Müctehidlerden bir kısmı bir mesele hakkında önceden ihtilaf ettikleri halde, daha sonra o meselenin hükmünde ittifak etseler o eski ihtilaf, bu icmâa engel olmaz. Fakat bir asırdaki bütün müctehidler, bir mesele hakkında ittifak etmişlerse, ondan sonraki asırlardaki müctehidlerin bu ittifaka karşı icmâda bulunmaları câiz değildir. Geçmiş âlimler, cehaletle ve hata yapmakla itham edilemez ve bir icmâ diğer bir icmâ ile giderilemez.

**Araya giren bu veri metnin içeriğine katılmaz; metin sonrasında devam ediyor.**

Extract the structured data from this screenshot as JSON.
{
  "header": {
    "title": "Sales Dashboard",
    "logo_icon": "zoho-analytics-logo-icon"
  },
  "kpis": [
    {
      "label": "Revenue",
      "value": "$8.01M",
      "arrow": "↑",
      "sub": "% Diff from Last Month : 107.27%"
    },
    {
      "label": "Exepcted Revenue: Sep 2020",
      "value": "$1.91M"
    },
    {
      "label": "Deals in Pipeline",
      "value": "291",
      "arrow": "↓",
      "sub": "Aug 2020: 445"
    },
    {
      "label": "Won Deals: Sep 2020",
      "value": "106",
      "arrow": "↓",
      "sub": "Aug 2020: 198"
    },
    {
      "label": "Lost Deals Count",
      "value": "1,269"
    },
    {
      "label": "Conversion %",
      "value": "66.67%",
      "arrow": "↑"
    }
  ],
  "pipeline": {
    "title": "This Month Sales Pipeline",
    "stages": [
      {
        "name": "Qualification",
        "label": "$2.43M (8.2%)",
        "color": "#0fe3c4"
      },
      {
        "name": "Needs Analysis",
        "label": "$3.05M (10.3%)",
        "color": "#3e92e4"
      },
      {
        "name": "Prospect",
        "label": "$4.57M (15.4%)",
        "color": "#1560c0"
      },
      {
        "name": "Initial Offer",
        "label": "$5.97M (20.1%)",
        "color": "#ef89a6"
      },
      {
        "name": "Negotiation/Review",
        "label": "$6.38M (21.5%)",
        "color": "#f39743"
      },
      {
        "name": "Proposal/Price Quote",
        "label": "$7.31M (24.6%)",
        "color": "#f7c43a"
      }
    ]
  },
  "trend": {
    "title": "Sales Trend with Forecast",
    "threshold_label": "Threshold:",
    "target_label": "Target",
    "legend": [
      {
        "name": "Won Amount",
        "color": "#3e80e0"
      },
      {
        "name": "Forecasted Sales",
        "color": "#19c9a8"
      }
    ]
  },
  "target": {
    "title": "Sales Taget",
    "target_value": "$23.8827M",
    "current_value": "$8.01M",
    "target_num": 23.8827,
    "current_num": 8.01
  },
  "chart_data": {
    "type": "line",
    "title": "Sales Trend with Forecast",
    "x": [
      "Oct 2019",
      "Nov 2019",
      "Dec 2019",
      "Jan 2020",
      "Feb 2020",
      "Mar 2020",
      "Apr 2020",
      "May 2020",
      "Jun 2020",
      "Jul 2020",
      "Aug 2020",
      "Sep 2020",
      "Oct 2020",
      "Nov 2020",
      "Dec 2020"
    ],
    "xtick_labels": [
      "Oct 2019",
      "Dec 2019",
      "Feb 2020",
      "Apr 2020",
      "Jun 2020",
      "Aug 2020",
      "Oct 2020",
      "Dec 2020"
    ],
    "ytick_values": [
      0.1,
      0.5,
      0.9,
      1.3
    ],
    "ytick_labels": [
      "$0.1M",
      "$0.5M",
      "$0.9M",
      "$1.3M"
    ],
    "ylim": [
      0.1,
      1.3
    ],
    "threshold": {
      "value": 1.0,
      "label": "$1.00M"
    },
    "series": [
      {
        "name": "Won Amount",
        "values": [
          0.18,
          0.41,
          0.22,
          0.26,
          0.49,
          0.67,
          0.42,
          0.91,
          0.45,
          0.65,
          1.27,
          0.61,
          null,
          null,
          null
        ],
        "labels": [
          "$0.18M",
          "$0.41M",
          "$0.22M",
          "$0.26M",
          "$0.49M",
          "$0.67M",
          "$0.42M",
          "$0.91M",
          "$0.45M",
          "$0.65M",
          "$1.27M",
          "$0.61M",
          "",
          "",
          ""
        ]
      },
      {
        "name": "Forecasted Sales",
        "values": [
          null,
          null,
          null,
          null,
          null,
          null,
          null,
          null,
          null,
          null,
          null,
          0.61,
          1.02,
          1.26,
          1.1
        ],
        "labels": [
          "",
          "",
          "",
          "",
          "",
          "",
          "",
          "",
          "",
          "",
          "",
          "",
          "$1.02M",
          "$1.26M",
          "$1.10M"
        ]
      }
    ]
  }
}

Bir asırdaki bütün müctehidler, bir meselenin hükmü hakkında iki kısma ayrılıp her kısım bir görüş üzerine ittifak etmiş ise bunlardan sonraki asırlardaki müctehidler, ancak bu iki görüşten biri üzerine ittifak edebilirler. Yoksa bu görüşten başka üçüncü bir görüş üzerine ittifak edemezler. Çünkü önceki asırda müctehidlerin bu şekilde sadece iki görüşe sahip olmaları, üçüncü bir görüşün olumsuzluğu hakkında bir icmâ demektir.
Mesela, Şâfiîler’e göre, iki yerden başka bir uzuvdan çıkan kan ile abdest bozulmaz. Sadece o uzvu yıkamakla taharet gerçekleşir. Hanefîler’e göre ise kan ile abdest bozulur, tekrar abdest alınmak suretiyle taharet gerçekleşir.
Sonraki asırlarda gelen müctehidler, bu kanın çıkmasından dolayı abdestin bozulmayacağında, taharet için hiçbir şey yapmanın gerekmediğinde ittifak etseler, bu geçerli bir icmâ olmaz.